In Belgium (Wallonia), the album reached #6 debuted at #35 on April 27, 2002, jumped to #9 and finally reached #6 for two consecutive weeks. It totaled six weeks in the top ten, stabilized in the top 20, then dropped quickly, and deseappered after its 21 weeks.

In Switzerland, the album peak at #6 too. It hit this position in its second week, on May 5, 2002, before dropping first slowly, then quickly, remaining for ten weeks in the top 50 and 24 weeks on the chart (top 100). It achieved Gold status.

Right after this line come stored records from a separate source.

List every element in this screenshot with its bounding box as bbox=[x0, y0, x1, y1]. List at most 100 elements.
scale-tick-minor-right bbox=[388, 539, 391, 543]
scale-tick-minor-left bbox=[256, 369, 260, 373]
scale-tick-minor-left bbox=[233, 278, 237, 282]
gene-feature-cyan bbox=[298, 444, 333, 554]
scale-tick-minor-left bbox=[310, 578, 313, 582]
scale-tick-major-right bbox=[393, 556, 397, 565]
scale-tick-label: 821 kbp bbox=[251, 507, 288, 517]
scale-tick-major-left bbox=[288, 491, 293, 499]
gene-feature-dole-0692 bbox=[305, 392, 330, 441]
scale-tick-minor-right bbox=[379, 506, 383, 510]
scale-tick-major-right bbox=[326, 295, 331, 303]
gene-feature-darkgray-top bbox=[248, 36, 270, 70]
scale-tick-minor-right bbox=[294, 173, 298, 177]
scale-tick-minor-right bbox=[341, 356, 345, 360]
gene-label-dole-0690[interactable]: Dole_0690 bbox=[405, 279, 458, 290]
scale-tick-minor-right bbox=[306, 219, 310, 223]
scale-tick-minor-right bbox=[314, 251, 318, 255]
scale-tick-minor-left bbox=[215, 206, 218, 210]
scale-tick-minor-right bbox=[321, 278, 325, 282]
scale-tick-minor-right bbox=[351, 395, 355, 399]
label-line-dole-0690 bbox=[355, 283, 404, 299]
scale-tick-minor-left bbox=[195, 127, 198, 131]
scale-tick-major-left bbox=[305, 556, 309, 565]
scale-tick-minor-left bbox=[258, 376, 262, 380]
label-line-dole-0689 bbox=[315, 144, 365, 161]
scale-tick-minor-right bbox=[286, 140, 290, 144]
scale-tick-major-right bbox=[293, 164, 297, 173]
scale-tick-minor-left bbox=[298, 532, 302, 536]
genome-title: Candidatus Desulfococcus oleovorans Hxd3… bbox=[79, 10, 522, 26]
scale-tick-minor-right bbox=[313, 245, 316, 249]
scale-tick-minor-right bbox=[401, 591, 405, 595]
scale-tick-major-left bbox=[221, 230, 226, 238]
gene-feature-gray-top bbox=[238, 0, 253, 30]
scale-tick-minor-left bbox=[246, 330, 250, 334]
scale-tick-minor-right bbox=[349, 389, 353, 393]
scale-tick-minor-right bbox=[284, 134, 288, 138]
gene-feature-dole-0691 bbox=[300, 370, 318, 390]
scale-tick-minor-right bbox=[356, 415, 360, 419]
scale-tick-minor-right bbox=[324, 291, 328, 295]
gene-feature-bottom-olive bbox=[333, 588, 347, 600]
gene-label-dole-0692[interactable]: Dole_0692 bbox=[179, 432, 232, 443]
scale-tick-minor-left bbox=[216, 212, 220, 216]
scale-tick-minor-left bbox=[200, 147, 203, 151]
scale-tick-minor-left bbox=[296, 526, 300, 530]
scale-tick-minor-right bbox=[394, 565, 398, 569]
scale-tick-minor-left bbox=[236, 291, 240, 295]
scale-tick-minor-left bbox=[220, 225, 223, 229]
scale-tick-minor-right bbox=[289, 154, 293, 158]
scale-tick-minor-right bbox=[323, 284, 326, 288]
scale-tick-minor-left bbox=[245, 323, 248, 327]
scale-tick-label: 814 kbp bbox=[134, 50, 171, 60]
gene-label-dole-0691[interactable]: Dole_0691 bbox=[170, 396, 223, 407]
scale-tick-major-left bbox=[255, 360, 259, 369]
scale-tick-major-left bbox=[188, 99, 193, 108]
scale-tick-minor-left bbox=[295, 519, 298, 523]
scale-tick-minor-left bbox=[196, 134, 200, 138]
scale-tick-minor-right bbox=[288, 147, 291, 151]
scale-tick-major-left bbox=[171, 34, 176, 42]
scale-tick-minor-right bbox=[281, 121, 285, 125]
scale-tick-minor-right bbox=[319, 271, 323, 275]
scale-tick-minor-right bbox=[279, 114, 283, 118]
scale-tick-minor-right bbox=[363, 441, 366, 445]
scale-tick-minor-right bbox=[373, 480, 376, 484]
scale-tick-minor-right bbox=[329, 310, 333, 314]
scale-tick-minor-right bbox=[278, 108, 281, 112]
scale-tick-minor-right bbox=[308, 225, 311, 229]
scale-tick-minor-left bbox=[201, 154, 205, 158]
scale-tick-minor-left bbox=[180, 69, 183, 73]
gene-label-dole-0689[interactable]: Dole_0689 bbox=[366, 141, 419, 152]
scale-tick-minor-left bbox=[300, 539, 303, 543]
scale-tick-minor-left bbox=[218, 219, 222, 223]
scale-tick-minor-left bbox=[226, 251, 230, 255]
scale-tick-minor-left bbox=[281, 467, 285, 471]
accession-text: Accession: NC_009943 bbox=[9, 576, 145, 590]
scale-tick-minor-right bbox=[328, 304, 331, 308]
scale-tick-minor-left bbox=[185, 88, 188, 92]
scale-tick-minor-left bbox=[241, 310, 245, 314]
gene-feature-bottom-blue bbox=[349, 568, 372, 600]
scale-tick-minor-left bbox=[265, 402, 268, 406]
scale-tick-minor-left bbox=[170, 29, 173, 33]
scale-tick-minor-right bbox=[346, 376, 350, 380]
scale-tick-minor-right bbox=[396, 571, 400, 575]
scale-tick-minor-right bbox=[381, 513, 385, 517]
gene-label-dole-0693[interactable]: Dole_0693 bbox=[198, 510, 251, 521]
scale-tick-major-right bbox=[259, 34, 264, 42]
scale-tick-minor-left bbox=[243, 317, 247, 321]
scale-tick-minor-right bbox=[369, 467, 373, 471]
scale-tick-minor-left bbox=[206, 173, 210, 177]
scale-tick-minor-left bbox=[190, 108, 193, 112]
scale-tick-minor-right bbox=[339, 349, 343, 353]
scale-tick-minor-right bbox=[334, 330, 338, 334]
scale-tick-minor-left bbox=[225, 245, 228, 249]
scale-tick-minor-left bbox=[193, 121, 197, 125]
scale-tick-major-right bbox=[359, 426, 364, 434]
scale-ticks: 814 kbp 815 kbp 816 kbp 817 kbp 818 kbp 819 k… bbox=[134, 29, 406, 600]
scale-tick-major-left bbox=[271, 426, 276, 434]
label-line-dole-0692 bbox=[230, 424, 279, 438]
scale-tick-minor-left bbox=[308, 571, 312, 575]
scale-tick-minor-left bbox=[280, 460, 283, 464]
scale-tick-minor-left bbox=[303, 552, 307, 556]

The album hit only #38 in Austria, and for the first time in Kaas' career, one of her albums was charted in New Zealand, peaking at #35 in its second and last week, on April 20, 2003.

==Track listing==

| # | Title | Length |
|---|---|---|
| 1. | "My Man" (Charles, Pollack, Willemet) | 3:41 |
| 2. | "If You Go Away" (Brel, McKuen) | 4:27 |
| 3. | "What Now My Love" (Bécaud, Delanoë) | 3:59 |
| 4. | "Un homme et une femme" (Barouh, Lai) | 3:19 |
| 5. | "The Summer Knows" (Bergman, Bergman, Legrand) | 3:54 |
| 6. | "I Wish You Love" (Beach, Trenet) | 3:59 |
| 7. | "Yesterday, When I Was Young" (Aznavour, Kretzmer) | 3:53 |
| 8. | "Les Moulins de mon cœur" (Bergman, Bergman, Legrand) | 3:44 |
| 9. | "Les Feuilles mortes" (Kosma, Mercer, Prévert) | 4:05 |
| 10. | "Where Do I Begin" (Lai, Sigman) | 3:45 |
| 11. | "Syracuse" (Dimey, Salvador) | 3:28 |
| 12. | "La Mer" (Lasry, Trenet) | 3:50 |
| 13. | "And Now... Ladies and Gentlemen" (Bergman, Ives, Legrand) | 4:12 |
| 14. | "If You Go Away" (remix) (Brel, McKuen) | 3:18 |

==Charts==

===Weekly charts===

Weekly chart performance for Piano Bar
| Chart (2002–2003) | Peak position |
|---|---|
| Austrian Albums (Ö3 Austria) | 38 |
| Belgian Albums (Ultratop Wallonia) | 6 |
| European Albums (Music & Media) | 23 |
| French Albums (SNEP) | 10 |
| German Albums (Offizielle Top 100) | 12 |
| New Zealand Albums (RMNZ) | 35 |
| Swiss Albums (Schweizer Hitparade) | 6 |

===Year-end charts===

Year-end chart performance for Piano Bar
| Chart (2002) | Position |
|---|---|
| Belgian Albums (Ultratop Wallonia) | 36 |
| Belgian Francophone Albums (Ultratop Wallonia) | 23 |
| French Albums (SNEP) | 60 |
| Swiss Albums (Schweizer Hitparade) | 60 |

==Certifications and sales==

| Region | Certification | Certified units/sales |
| France (SNEP) | Gold | 100,000^{*} |
| Switzerland (IFPI Switzerland) | Gold | 20,000^{^} |
^{*} Sales figures based on certification alone. ^{^} Shipments figures based on certification alone.